Look at the path integral of grad(f) along a circle connecting (0,0,a) and (0,0,-a).

 

[LCKurtz]

If $f_x = \lambda x,\ f_y=\lambda y,\ f_z=\lambda z$ can't you derive what $f(x,y,z)$ must be by taking anti-partial derivatives?

 

[process91]

Look at the path integral of grad(f) along a circle connecting (0,0,a) and (0,0,-a).

Unfortunately we have not covered path integrals yet. Thanks though!

 

[process91]

If $f_x = \lambda x,\ f_y=\lambda y,\ f_z=\lambda z$ can't you derive what $f(x,y,z)$ must be by taking anti-partial derivatives?

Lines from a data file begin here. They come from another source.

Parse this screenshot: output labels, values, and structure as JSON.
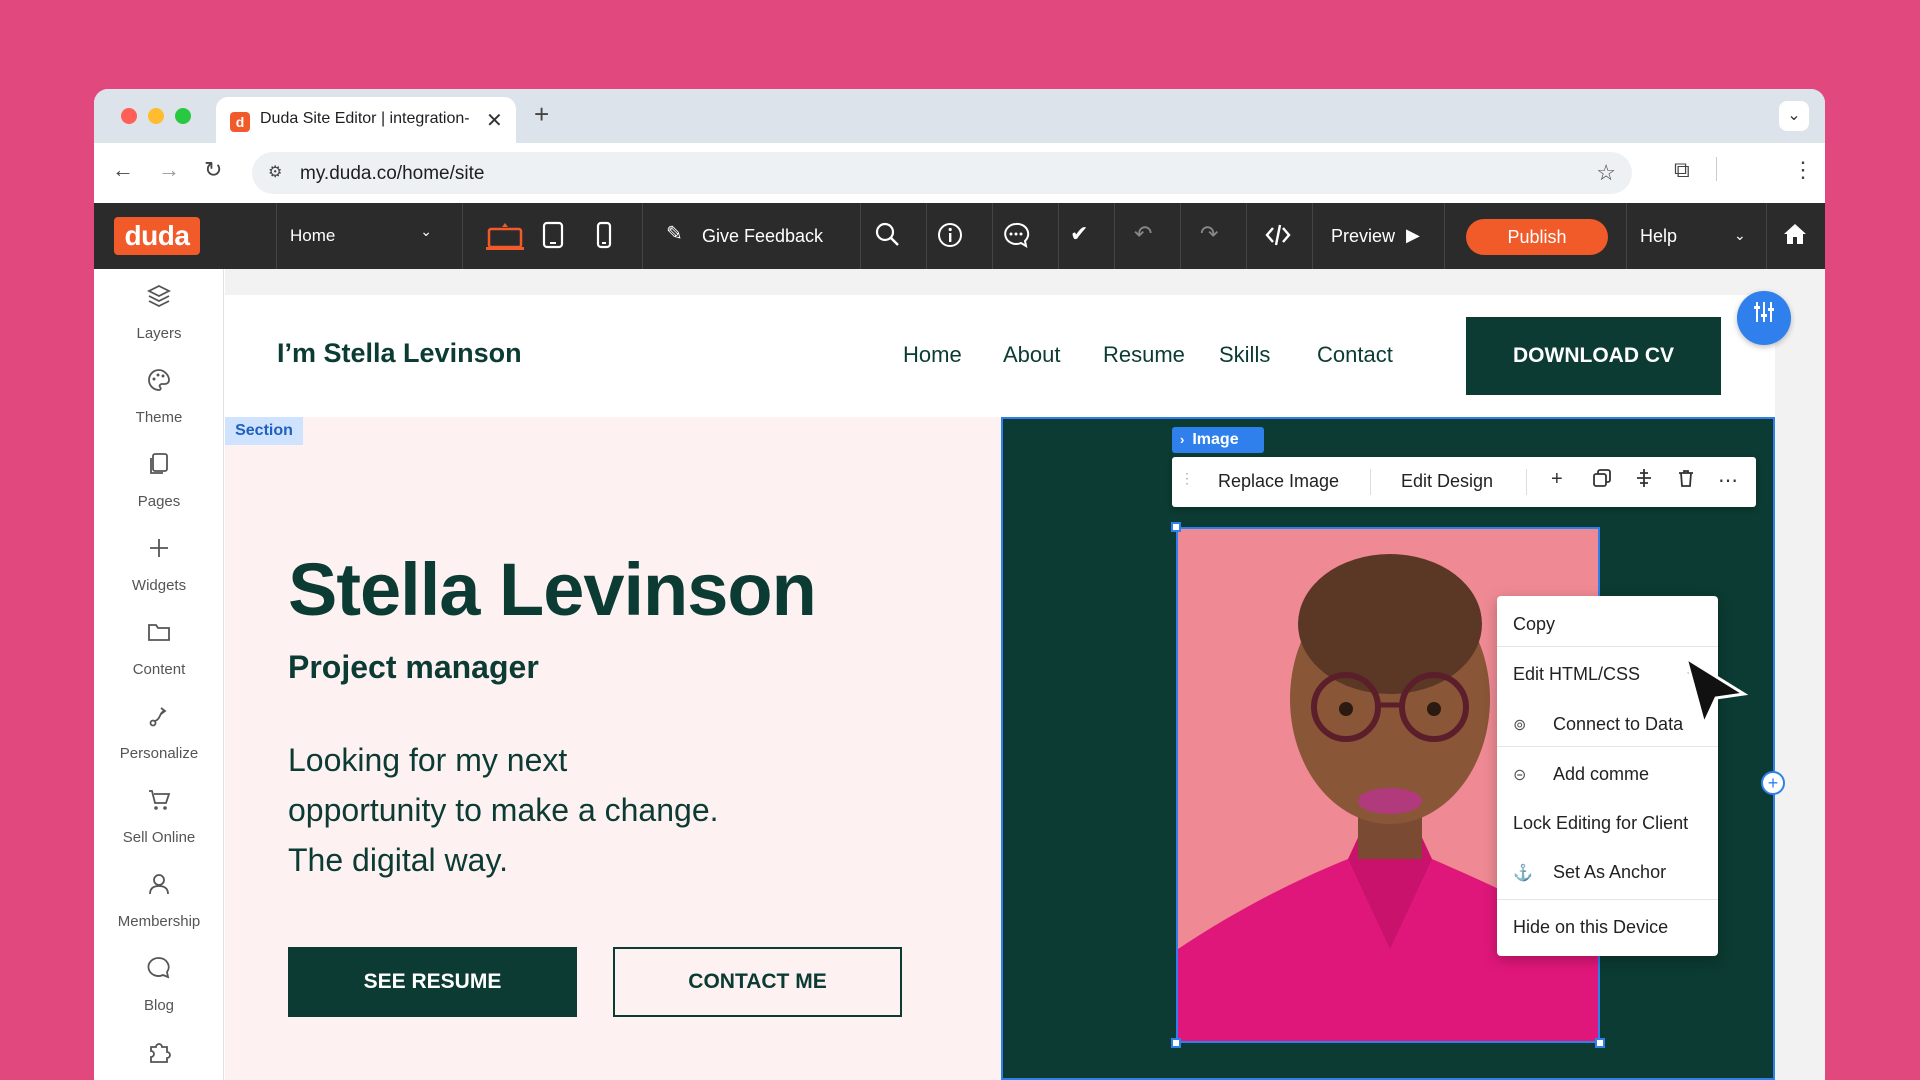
{
  "browser": {
    "tab_title": "Duda Site Editor | integration-",
    "tab_favicon": "d",
    "url": "my.duda.co/home/site"
  },
  "editor": {
    "logo": "duda",
    "page_selector": "Home",
    "give_feedback": "Give Feedback",
    "preview": "Preview",
    "publish": "Publish",
    "help": "Help"
  },
  "sidebar": {
    "items": [
      {
        "label": "Layers",
        "icon": "layers-icon"
      },
      {
        "label": "Theme",
        "icon": "palette-icon"
      },
      {
        "label": "Pages",
        "icon": "pages-icon"
      },
      {
        "label": "Widgets",
        "icon": "plus-icon"
      },
      {
        "label": "Content",
        "icon": "folder-icon"
      },
      {
        "label": "Personalize",
        "icon": "personalize-icon"
      },
      {
        "label": "Sell Online",
        "icon": "cart-icon"
      },
      {
        "label": "Membership",
        "icon": "user-icon"
      },
      {
        "label": "Blog",
        "icon": "chat-icon"
      }
    ]
  },
  "site": {
    "logo_text": "I’m Stella Levinson",
    "nav": [
      "Home",
      "About",
      "Resume",
      "Skills",
      "Contact"
    ],
    "download_cv": "DOWNLOAD CV",
    "section_tag": "Section",
    "hero": {
      "name": "Stella Levinson",
      "role": "Project manager",
      "description_lines": [
        "Looking for my next",
        "opportunity to make a change.",
        "The digital way."
      ],
      "btn_resume": "SEE RESUME",
      "btn_contact": "CONTACT ME"
    }
  },
  "image_widget": {
    "tag": "Image",
    "replace_image": "Replace Image",
    "edit_design": "Edit Design"
  },
  "context_menu": {
    "items": [
      {
        "label": "Copy",
        "icon": ""
      },
      {
        "label": "Edit HTML/CSS",
        "icon": "code-icon"
      },
      {
        "label": "Connect to Data",
        "icon": "data-link-icon"
      },
      {
        "label": "Add comme",
        "icon": "comment-icon"
      },
      {
        "label": "Lock Editing for Client",
        "icon": ""
      },
      {
        "label": "Set As Anchor",
        "icon": "anchor-icon"
      },
      {
        "label": "Hide on this Device",
        "icon": ""
      }
    ]
  },
  "colors": {
    "page_bg": "#e0487e",
    "brand_orange": "#f15a29",
    "site_dark_green": "#0b3b32",
    "hero_pink": "#fdf1f2",
    "selection_blue": "#2f80ed",
    "photo_pink": "#ef8a94",
    "shirt_magenta": "#e0177a"
  }
}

I have no reason to think that $\nabla f(x,y,z)=\lambda(x,y,z)$ - although I could solve this if I could assume that. The conditions, as far as I can tell, just say that for some scalar field $h$ we have that $\nabla f(x,y,z) = [h(x,y,z)](x,y,z)$. In particular, I tried this approach: Let $r(t)=(0,0,t)$. Then let $g(t)=f[r(t)]$, so $g'(t)=\nabla f [r(t)] \cdot r'(t)$. Now consider $$\int_{-a}^a \nabla f[r(t)]\cdot r'(t) dt$$. Now since the gradient is parallel to the position we have $\nabla f (0,0,t) = (0,0,h(t) t)$, and since $r'(t)=(0,0,1)$ our integral is just $$\int_{-a}^a h(t) t dt$$. If $h(t)$ is even, the result follows. It may still be possible if $h(t)$ is not even, however note that $h(t)$ cannot be odd (which is an interesting result as well... I think anyway).

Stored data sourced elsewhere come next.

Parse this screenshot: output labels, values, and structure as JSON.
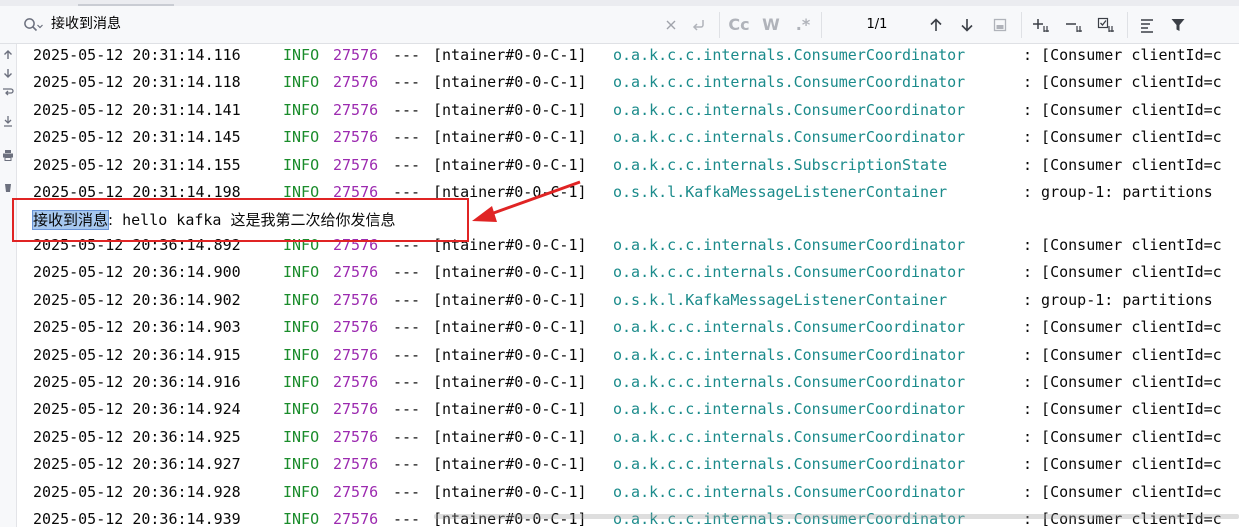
{
  "search": {
    "query": "接收到消息",
    "match_count": "1/1",
    "case_label": "Cc",
    "word_label": "W",
    "regex_label": ".*"
  },
  "colors": {
    "info": "#1a8c2b",
    "pid": "#9c2ab0",
    "class": "#1b8b8b",
    "highlight": "#a6c7ee",
    "annotation": "#e02424"
  },
  "log_rows_before": [
    {
      "ts": "2025-05-12 20:31:14.116",
      "level": "INFO",
      "pid": "27576",
      "sep": "---",
      "thread": "[ntainer#0-0-C-1]",
      "logger": "o.a.k.c.c.internals.ConsumerCoordinator",
      "msg": ": [Consumer clientId=c"
    },
    {
      "ts": "2025-05-12 20:31:14.118",
      "level": "INFO",
      "pid": "27576",
      "sep": "---",
      "thread": "[ntainer#0-0-C-1]",
      "logger": "o.a.k.c.c.internals.ConsumerCoordinator",
      "msg": ": [Consumer clientId=c"
    },
    {
      "ts": "2025-05-12 20:31:14.141",
      "level": "INFO",
      "pid": "27576",
      "sep": "---",
      "thread": "[ntainer#0-0-C-1]",
      "logger": "o.a.k.c.c.internals.ConsumerCoordinator",
      "msg": ": [Consumer clientId=c"
    },
    {
      "ts": "2025-05-12 20:31:14.145",
      "level": "INFO",
      "pid": "27576",
      "sep": "---",
      "thread": "[ntainer#0-0-C-1]",
      "logger": "o.a.k.c.c.internals.ConsumerCoordinator",
      "msg": ": [Consumer clientId=c"
    },
    {
      "ts": "2025-05-12 20:31:14.155",
      "level": "INFO",
      "pid": "27576",
      "sep": "---",
      "thread": "[ntainer#0-0-C-1]",
      "logger": "o.a.k.c.c.internals.SubscriptionState",
      "msg": ": [Consumer clientId=c"
    },
    {
      "ts": "2025-05-12 20:31:14.198",
      "level": "INFO",
      "pid": "27576",
      "sep": "---",
      "thread": "[ntainer#0-0-C-1]",
      "logger": "o.s.k.l.KafkaMessageListenerContainer",
      "msg": ": group-1: partitions"
    }
  ],
  "message_row": {
    "highlighted": "接收到消息",
    "colon": ":",
    "latin": " hello kafka ",
    "cjk": "这是我第二次给你发信息"
  },
  "log_rows_after": [
    {
      "ts": "2025-05-12 20:36:14.892",
      "level": "INFO",
      "pid": "27576",
      "sep": "---",
      "thread": "[ntainer#0-0-C-1]",
      "logger": "o.a.k.c.c.internals.ConsumerCoordinator",
      "msg": ": [Consumer clientId=c"
    },
    {
      "ts": "2025-05-12 20:36:14.900",
      "level": "INFO",
      "pid": "27576",
      "sep": "---",
      "thread": "[ntainer#0-0-C-1]",
      "logger": "o.a.k.c.c.internals.ConsumerCoordinator",
      "msg": ": [Consumer clientId=c"
    },
    {
      "ts": "2025-05-12 20:36:14.902",
      "level": "INFO",
      "pid": "27576",
      "sep": "---",
      "thread": "[ntainer#0-0-C-1]",
      "logger": "o.s.k.l.KafkaMessageListenerContainer",
      "msg": ": group-1: partitions"
    },
    {
      "ts": "2025-05-12 20:36:14.903",
      "level": "INFO",
      "pid": "27576",
      "sep": "---",
      "thread": "[ntainer#0-0-C-1]",
      "logger": "o.a.k.c.c.internals.ConsumerCoordinator",
      "msg": ": [Consumer clientId=c"
    },
    {
      "ts": "2025-05-12 20:36:14.915",
      "level": "INFO",
      "pid": "27576",
      "sep": "---",
      "thread": "[ntainer#0-0-C-1]",
      "logger": "o.a.k.c.c.internals.ConsumerCoordinator",
      "msg": ": [Consumer clientId=c"
    },
    {
      "ts": "2025-05-12 20:36:14.916",
      "level": "INFO",
      "pid": "27576",
      "sep": "---",
      "thread": "[ntainer#0-0-C-1]",
      "logger": "o.a.k.c.c.internals.ConsumerCoordinator",
      "msg": ": [Consumer clientId=c"
    },
    {
      "ts": "2025-05-12 20:36:14.924",
      "level": "INFO",
      "pid": "27576",
      "sep": "---",
      "thread": "[ntainer#0-0-C-1]",
      "logger": "o.a.k.c.c.internals.ConsumerCoordinator",
      "msg": ": [Consumer clientId=c"
    },
    {
      "ts": "2025-05-12 20:36:14.925",
      "level": "INFO",
      "pid": "27576",
      "sep": "---",
      "thread": "[ntainer#0-0-C-1]",
      "logger": "o.a.k.c.c.internals.ConsumerCoordinator",
      "msg": ": [Consumer clientId=c"
    },
    {
      "ts": "2025-05-12 20:36:14.927",
      "level": "INFO",
      "pid": "27576",
      "sep": "---",
      "thread": "[ntainer#0-0-C-1]",
      "logger": "o.a.k.c.c.internals.ConsumerCoordinator",
      "msg": ": [Consumer clientId=c"
    },
    {
      "ts": "2025-05-12 20:36:14.928",
      "level": "INFO",
      "pid": "27576",
      "sep": "---",
      "thread": "[ntainer#0-0-C-1]",
      "logger": "o.a.k.c.c.internals.ConsumerCoordinator",
      "msg": ": [Consumer clientId=c"
    },
    {
      "ts": "2025-05-12 20:36:14.939",
      "level": "INFO",
      "pid": "27576",
      "sep": "---",
      "thread": "[ntainer#0-0-C-1]",
      "logger": "o.a.k.c.c.internals.ConsumerCoordinator",
      "msg": ": [Consumer clientId=c"
    }
  ]
}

I doubt, however, that this was the intended direction for the proof to take... and since I can't prove that there's any other reason to think that $h(t)$ should be even, it's not conclusive. On the other hand, if someone comes up with a way to have $\nabla f(x,y,z)= [h(x,y,z)](x,y,z)$ where the function $h$ is odd with respect to $z$, that would indicate that I have over-generalized the intended problem, and it probably is only intended to be $\nabla f(x,y,z) = \lambda (x,y,z)$.

 

[LCKurtz]

I have no reason to think that $\nabla f(x,y,z)=\lambda(x,y,z)$ - although I could solve this if I could assume that.

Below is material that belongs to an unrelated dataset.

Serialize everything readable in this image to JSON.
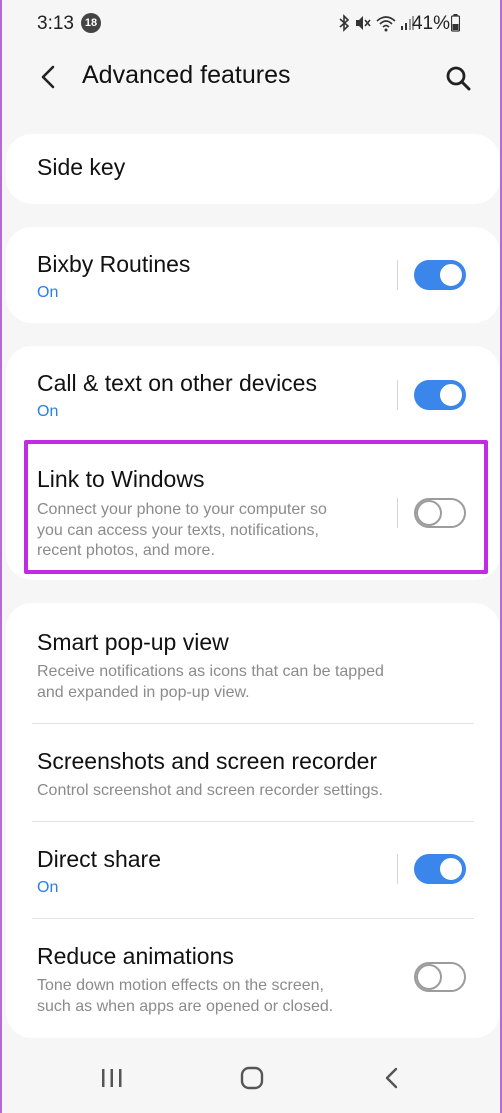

Oh, OK. I misunderstood the problem. I may have time to look at it some more tomorrow.

 

[process91]

Oh, OK. I misunderstood the problem. I may have time to look at it some more tomorrow.

Thanks!

 

[Dick]

I have no reason to think that $\nabla f(x,y,z)=\lambda(x,y,z)$ - although I could solve this if I could assume that. The conditions, as far as I can tell, just say that for some scalar field $h$ we have that $\nabla f(x,y,z) = [h(x,y,z)](x,y,z)$. In particular, I tried this approach: Let $r(t)=(0,0,t)$. Then let $g(t)=f[r(t)]$, so $g'(t)=\nabla f [r(t)] \cdot r'(t)$. Now consider $$\int_{-a}^a \nabla f[r(t)]\cdot r'(t) dt$$. Now since the gradient is parallel to the position we have $\nabla f (0,0,t) = (0,0,h(t) t)$, and since $r'(t)=(0,0,1)$ our integral is just $$\int_{-a}^a h(t) t dt$$. If $h(t)$ is even, the result follows. It may still be possible if $h(t)$ is not even, however note that $h(t)$ cannot be odd (which is an interesting result as well... I think anyway).

I doubt, however, that this was the intended direction for the proof to take... and since I can't prove that there's any other reason to think that $h(t)$ should be even, it's not conclusive. On the other hand, if someone comes up with a way to have $\nabla f(x,y,z)= [h(x,y,z)](x,y,z)$ where the function $h$ is odd with respect to $z$, that would indicate that I have over-generalized the intended problem, and it probably is only intended to be $\nabla f(x,y,z) = \lambda (x,y,z)$.

That IS a path integral. Now try changing the path to say r(t)=(0,a*sin(t),a*cos(t)) for t in [0,pi].

 

[process91]

That IS a path integral. Now try changing the path to say r(t)=(0,a*sin(t),a*cos(t)) for t in [0,pi].

Awesome - the book doesn't cover path integrals explicitly for two more chapters, good to know they aren't much different than what I already have covered. Thanks!